CHANGER L’HOMME, POUR CHANGER LE MONDE

Si j’étais magicienne… Supposition merveilleuse qui permet tous les espoirs. Du moins à première vue car les souhaits les plus humanistes sont des arbres qui cachent une forêt d’exigences. Les meilleures intentions du monde se bornent trop souvent à des vœux pieux.

Je saisis ma baguette magique et je clame « Que chaque être humain mange désormais à sa faim ». Plus facile à dire qu’à faire, ricane aussitôt un diable  réaliste et philosophe. Vaincre la faim dans le monde suppose que les intérêts économiques des plus forts cessent de faire la loi. Les cultures intensives qui rapportent à quelques-uns devraient céder le pas aux cultures propres à nourrir les populations locales. Les champs d’arachides, de soja ou les légumes exportés du Sénégal, du Maroc, du Kenya et d’autres pays africains, cultivés au profit des nantis de l’Occident, devraient disparaître pour que renaissent les produits qui formaient la base de l’alimentation traditionnelle de ces contrées. 
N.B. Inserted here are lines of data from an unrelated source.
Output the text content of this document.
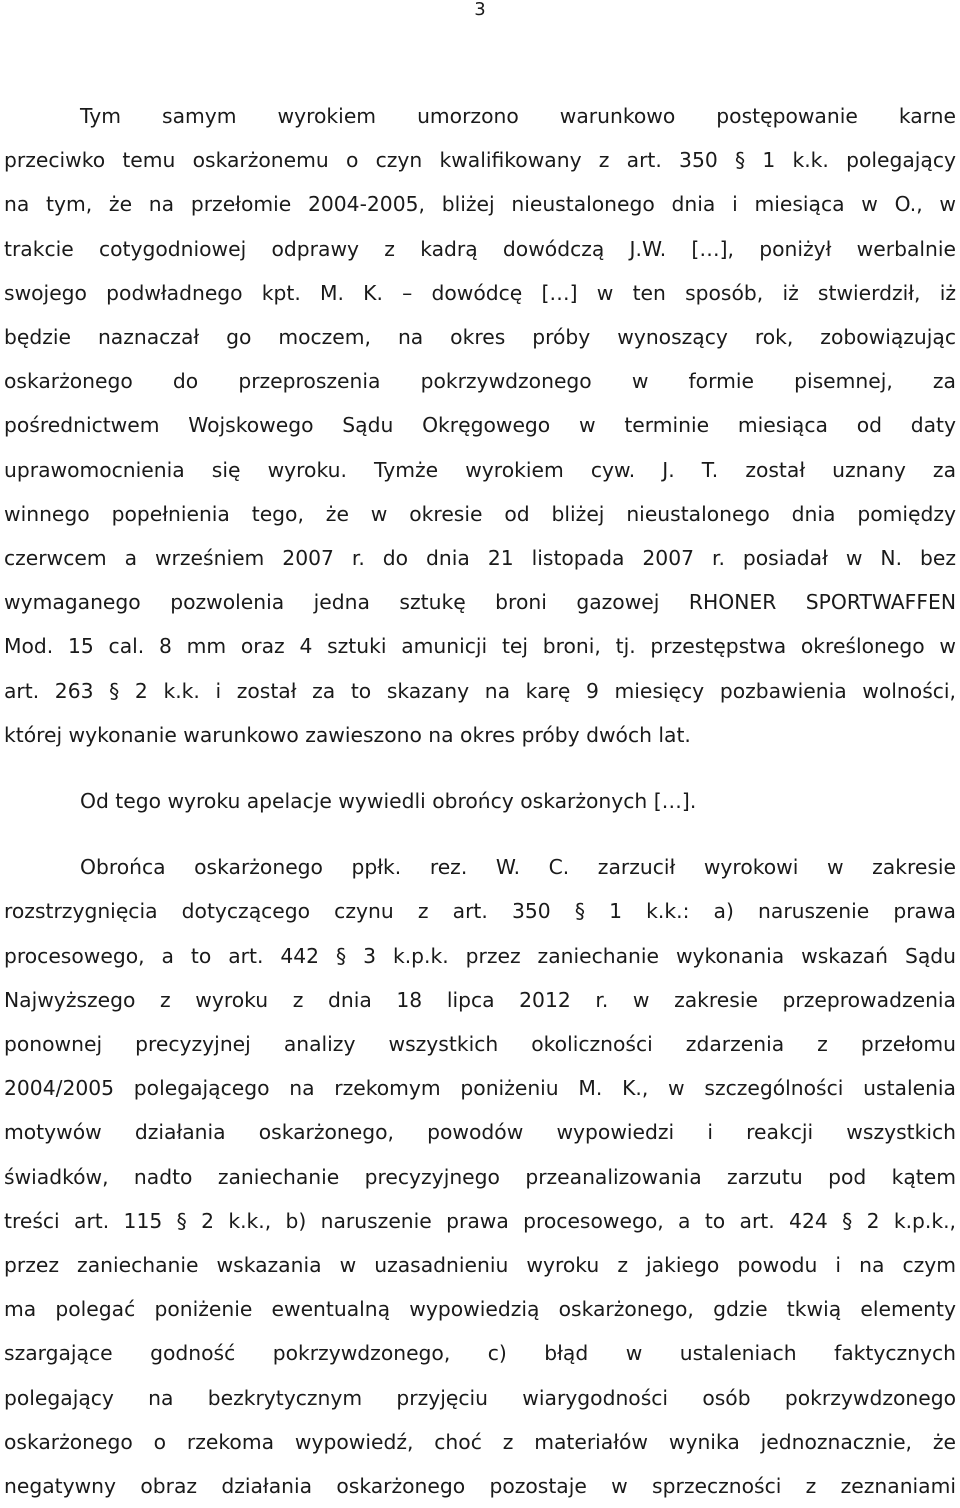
3
Tym samym wyrokiem umorzono warunkowo postępowanie karne
przeciwko temu oskarżonemu o czyn kwalifikowany z art. 350 § 1 k.k. polegający
na tym, że na przełomie 2004-2005, bliżej nieustalonego dnia i miesiąca w O., w
trakcie cotygodniowej odprawy z kadrą dowódczą J.W. […], poniżył werbalnie
swojego podwładnego kpt. M. K. – dowódcę […] w ten sposób, iż stwierdził, iż
będzie naznaczał go moczem, na okres próby wynoszący rok, zobowiązując
oskarżonego do przeproszenia pokrzywdzonego w formie pisemnej, za
pośrednictwem Wojskowego Sądu Okręgowego w terminie miesiąca od daty
uprawomocnienia się wyroku. Tymże wyrokiem cyw. J. T. został uznany za
winnego popełnienia tego, że w okresie od bliżej nieustalonego dnia pomiędzy
czerwcem a wrześniem 2007 r. do dnia 21 listopada 2007 r. posiadał w N. bez
wymaganego pozwolenia jedna sztukę broni gazowej RHONER SPORTWAFFEN
Mod. 15 cal. 8 mm oraz 4 sztuki amunicji tej broni, tj. przestępstwa określonego w
art. 263 § 2 k.k. i został za to skazany na karę 9 miesięcy pozbawienia wolności,
której wykonanie warunkowo zawieszono na okres próby dwóch lat.
Od tego wyroku apelacje wywiedli obrońcy oskarżonych […].
Obrońca oskarżonego ppłk. rez. W. C. zarzucił wyrokowi w zakresie
rozstrzygnięcia dotyczącego czynu z art. 350 § 1 k.k.: a) naruszenie prawa
procesowego, a to art. 442 § 3 k.p.k. przez zaniechanie wykonania wskazań Sądu
Najwyższego z wyroku z dnia 18 lipca 2012 r. w zakresie przeprowadzenia
ponownej precyzyjnej analizy wszystkich okoliczności zdarzenia z przełomu
2004/2005 polegającego na rzekomym poniżeniu M. K., w szczególności ustalenia
motywów działania oskarżonego, powodów wypowiedzi i reakcji wszystkich
świadków, nadto zaniechanie precyzyjnego przeanalizowania zarzutu pod kątem
treści art. 115 § 2 k.k., b) naruszenie prawa procesowego, a to art. 424 § 2 k.p.k.,
przez zaniechanie wskazania w uzasadnieniu wyroku z jakiego powodu i na czym
ma polegać poniżenie ewentualną wypowiedzią oskarżonego, gdzie tkwią elementy
szargające godność pokrzywdzonego, c) błąd w ustaleniach faktycznych
polegający na bezkrytycznym przyjęciu wiarygodności osób pokrzywdzonego
oskarżonego o rzekoma wypowiedź, choć z materiałów wynika jednoznacznie, że
negatywny obraz działania oskarżonego pozostaje w sprzeczności z zeznaniami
Il faudrait aussi que les conflits entre les pays, avec leur cortège de factions et
l’antagonisme des intérêts économiques des uns et des autres, soient bannis à jamais. Que le pétrole cesse de faire flamber les convoitises. Que l’or, le diamant, le platine, l’uranium et n’importe quel minerai mirobolant encore à découvrir ne se conquièrent plus au prix du sang et de la souffrance humaine. Que la guerre soit donc mise hors la loi car si elle tue, torture et nous détruit, elle ravage tout autant nos maisons et nos champs, les  pâturages et les troupeaux. Elle induit le déracinement des peuples, les contraint à l’exil, en fait des réfugiés économiques qui ont perdu leur force de travail. Trop souvent ces malheureux sont contraints de survivre grâce à une aide humanitaire. Cette aide, indispensable pour parer au plus pressé dans l’urgence,  ne résout pas les  problèmes de fond qui sont l’exploitation de l’homme par l’homme et l’accaparement des richesses par les plus forts La condition d’assisté fait mauvais ménage avec la dignité humaine.
Les maux surgis de la boîte de Pandore ne sont rien en regard des monstres vomis par la guerre, au nombre duquel il faut encore compter la délation, le marché noir, le viol, le déchaînement des pulsions les plus sombres, la porte ouverte à tous les sadismes et à toutes les exploitations.

Les seuls à profiter vraiment des conflits, ce sont les marchands d’armes qui rivalisent d’ingéniosité pour détruire, mutiler, anéantir, empoisonner leurs prochains, avec un maximum d’efficacité. Il n’y a pas de guerre propre, comme on voudrait nous le faire croire, en parlant de frappes « chirurgicales ». La guerre est sale, inhumaine, abjecte. Ce qui est interdit en temps de paix : tuer ou nuire à son voisin, est hautement recommandé et même obligatoire pour les combattants censés défendre leur pays. Tout cela est bien noir en regard de la magie blanche de tous les Merlins du monde. La lampe enchantée d’Aladin en perd toute sa clarté.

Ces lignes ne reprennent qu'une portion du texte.